Résumé de la décision
Dans cette affaire, la Cour d'appel d'Amiens a confirmé une décision ordonnant à Dame Veuve X... d'élaguer chaque année les arbres dont les branches empiètent sur le chemin traversant son jardin, entravant ainsi l'exercice d'un droit de passage dont bénéficie son voisin Y.... Le pourvoi formé par Dame X... a été rejeté, notamment en raison de la confirmation préalable de l'existence de la servitude au profit du fonds dominant.
Arguments pertinents
1. Sur le premier moyen : Le pourvoi soutenait que la décision de la Cour d'appel devrait être annulée en raison de la cassation de l'arrêt reconnaissant l'existence de la servitude. Cependant, la Cour a relevé que le pourvoi contre cet arrêt avait été rejeté, rendant ainsi le moyen sans objet.

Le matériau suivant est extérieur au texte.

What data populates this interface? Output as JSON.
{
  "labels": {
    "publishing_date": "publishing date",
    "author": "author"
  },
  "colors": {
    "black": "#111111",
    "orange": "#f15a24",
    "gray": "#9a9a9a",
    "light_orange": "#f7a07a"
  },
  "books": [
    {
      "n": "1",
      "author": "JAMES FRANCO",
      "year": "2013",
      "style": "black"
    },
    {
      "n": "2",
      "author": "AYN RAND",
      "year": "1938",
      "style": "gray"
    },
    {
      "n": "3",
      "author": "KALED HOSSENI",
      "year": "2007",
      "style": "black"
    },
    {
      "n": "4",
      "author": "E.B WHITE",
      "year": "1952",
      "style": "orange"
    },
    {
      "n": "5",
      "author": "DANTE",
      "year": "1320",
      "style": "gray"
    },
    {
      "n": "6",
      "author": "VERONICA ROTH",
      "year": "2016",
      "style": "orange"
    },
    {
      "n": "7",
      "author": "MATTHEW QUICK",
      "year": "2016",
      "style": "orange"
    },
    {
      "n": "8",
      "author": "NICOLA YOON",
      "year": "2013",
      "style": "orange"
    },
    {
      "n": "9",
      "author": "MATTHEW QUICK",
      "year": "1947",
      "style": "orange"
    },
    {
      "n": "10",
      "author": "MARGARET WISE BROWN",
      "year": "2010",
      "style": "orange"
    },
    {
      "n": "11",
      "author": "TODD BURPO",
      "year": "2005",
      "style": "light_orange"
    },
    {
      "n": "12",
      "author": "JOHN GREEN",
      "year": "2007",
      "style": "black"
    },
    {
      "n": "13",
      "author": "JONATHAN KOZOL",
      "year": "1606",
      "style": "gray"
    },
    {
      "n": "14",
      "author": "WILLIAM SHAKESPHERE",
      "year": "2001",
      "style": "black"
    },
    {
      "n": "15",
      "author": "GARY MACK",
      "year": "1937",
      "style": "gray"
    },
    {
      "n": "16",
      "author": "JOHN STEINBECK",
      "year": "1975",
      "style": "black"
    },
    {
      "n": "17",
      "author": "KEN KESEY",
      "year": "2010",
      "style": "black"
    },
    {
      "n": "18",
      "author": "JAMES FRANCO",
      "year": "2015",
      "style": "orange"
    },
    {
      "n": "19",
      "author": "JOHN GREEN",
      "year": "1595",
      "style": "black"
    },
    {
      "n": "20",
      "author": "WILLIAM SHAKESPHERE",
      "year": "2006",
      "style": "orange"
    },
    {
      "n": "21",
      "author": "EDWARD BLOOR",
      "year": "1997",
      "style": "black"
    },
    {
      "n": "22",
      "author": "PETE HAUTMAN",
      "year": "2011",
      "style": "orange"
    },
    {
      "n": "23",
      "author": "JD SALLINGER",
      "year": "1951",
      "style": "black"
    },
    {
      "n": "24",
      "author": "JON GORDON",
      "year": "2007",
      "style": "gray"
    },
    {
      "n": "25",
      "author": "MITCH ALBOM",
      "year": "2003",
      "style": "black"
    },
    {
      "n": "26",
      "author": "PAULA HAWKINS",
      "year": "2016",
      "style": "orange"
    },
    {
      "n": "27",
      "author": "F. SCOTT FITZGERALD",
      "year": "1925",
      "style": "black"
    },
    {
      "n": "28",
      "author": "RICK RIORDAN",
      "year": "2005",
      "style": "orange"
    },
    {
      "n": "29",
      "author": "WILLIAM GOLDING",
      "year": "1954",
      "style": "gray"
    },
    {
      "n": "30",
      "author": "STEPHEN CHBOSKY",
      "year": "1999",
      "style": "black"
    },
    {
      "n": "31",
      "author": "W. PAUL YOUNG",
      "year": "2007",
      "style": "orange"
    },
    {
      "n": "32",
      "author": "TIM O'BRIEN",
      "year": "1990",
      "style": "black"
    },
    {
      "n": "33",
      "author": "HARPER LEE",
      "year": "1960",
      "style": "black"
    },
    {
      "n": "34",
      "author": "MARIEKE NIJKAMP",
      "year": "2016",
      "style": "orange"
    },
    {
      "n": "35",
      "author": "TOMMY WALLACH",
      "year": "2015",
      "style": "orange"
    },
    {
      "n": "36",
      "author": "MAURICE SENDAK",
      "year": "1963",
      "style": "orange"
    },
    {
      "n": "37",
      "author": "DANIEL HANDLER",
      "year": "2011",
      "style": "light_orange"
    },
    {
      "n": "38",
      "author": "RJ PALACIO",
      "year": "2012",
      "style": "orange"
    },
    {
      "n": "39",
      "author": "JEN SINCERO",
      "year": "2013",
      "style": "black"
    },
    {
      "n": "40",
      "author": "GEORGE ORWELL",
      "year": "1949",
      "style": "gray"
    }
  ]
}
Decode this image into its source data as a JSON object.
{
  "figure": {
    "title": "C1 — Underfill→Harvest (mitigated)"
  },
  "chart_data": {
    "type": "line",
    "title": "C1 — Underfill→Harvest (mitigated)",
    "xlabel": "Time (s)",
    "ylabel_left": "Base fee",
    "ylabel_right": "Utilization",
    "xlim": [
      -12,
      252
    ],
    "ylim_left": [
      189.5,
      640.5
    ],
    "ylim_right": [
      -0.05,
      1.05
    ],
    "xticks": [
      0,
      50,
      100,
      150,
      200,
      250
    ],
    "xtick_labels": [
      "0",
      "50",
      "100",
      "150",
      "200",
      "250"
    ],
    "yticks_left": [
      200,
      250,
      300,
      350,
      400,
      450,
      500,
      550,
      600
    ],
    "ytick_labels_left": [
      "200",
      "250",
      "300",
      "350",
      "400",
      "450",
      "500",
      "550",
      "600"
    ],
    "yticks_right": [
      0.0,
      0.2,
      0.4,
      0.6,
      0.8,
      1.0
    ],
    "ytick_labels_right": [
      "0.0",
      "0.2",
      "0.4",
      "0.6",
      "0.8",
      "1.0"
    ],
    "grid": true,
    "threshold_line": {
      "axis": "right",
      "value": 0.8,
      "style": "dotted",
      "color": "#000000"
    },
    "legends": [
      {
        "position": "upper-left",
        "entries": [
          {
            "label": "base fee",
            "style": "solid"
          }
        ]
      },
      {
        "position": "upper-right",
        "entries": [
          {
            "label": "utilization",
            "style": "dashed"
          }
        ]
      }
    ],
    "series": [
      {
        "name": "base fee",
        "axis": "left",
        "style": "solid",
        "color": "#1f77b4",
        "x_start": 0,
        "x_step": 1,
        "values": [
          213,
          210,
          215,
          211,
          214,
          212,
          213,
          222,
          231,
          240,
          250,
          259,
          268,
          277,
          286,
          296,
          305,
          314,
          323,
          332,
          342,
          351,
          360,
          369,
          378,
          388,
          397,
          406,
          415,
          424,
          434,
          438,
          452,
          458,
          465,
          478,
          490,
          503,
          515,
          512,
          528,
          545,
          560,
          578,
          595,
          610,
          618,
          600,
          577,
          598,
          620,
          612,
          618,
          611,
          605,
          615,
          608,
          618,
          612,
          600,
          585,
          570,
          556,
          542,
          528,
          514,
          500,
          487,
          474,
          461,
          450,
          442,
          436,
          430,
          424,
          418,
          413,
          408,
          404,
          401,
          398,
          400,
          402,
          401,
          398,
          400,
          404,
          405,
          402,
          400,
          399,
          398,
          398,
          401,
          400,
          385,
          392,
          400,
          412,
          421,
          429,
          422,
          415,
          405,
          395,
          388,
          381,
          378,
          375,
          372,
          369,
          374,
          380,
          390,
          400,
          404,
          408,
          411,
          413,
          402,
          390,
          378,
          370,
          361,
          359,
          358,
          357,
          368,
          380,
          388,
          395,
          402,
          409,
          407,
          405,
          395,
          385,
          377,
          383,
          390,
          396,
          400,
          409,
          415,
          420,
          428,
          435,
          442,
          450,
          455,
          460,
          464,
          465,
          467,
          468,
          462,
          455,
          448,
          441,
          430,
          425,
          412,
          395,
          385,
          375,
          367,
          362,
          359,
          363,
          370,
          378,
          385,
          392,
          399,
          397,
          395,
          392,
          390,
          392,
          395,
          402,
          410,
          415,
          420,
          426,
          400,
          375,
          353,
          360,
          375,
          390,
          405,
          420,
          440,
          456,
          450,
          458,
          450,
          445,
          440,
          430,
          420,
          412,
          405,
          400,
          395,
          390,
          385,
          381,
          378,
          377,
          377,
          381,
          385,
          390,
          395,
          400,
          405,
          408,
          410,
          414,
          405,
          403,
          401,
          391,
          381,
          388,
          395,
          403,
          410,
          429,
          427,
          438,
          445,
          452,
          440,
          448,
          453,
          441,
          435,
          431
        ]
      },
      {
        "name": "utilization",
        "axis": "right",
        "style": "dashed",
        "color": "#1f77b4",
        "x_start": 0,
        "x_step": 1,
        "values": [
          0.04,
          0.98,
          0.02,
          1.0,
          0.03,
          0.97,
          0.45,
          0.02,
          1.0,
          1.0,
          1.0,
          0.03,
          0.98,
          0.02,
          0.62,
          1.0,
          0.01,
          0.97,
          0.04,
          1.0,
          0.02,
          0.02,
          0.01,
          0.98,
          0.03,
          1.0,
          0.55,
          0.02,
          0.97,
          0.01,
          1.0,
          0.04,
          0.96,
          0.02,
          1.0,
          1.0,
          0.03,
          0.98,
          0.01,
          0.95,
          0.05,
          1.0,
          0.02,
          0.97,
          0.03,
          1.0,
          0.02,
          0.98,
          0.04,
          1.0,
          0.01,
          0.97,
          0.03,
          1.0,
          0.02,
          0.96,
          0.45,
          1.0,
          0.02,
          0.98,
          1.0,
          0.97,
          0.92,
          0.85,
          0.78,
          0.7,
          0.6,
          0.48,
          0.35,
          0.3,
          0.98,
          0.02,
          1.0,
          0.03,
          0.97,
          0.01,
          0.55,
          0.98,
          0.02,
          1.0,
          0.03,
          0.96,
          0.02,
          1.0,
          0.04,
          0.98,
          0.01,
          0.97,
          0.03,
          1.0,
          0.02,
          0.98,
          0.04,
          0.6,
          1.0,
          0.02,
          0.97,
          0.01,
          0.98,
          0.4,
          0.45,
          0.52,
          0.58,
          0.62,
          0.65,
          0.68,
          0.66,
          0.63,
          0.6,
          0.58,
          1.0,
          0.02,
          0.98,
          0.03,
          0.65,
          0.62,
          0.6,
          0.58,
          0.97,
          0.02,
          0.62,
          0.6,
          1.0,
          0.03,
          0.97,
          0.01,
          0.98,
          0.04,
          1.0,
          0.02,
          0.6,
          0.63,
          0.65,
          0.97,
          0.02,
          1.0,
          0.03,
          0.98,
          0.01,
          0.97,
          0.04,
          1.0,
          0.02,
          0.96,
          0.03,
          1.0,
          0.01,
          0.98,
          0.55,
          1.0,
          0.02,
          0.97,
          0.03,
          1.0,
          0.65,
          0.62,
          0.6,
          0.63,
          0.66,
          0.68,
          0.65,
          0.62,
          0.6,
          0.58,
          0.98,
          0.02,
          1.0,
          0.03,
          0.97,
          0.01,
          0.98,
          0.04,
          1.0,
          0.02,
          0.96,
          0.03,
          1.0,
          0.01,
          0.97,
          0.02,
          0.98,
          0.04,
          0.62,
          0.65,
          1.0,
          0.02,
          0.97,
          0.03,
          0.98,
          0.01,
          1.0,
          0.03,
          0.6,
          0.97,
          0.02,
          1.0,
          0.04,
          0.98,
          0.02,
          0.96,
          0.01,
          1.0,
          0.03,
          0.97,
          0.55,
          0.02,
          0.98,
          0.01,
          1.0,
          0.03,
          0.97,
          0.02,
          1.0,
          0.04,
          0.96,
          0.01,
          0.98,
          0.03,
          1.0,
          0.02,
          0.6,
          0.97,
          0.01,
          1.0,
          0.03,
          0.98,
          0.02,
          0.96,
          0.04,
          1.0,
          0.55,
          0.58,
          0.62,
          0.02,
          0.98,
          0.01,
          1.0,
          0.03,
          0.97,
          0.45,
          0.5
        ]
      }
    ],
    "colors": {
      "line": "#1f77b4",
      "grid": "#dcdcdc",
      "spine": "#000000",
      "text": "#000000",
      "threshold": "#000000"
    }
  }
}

2. Sur le second moyen : Le pourvoi contestait la décision de la Cour d'appel d'avoir cumulé le petit et le possessoire sans surseoir à statuer, malgré une contestation sérieuse sur le droit de copropriété de Y.... La Cour a statué que les actions relatives à l'élagage, bien qu'elles relèvent de la compétence du tribunal d'instance, sont de nature pétitoire et ne sont pas soumises à l'interdiction de l'article 25 du Code de procédure civile. Elle a également noté que le juge d'instance avait correctement refusé de surseoir à statuer, car l'article 673 du Code civil permet l'exercice de l'action en élagage indépendamment de la nature du droit réel à protéger.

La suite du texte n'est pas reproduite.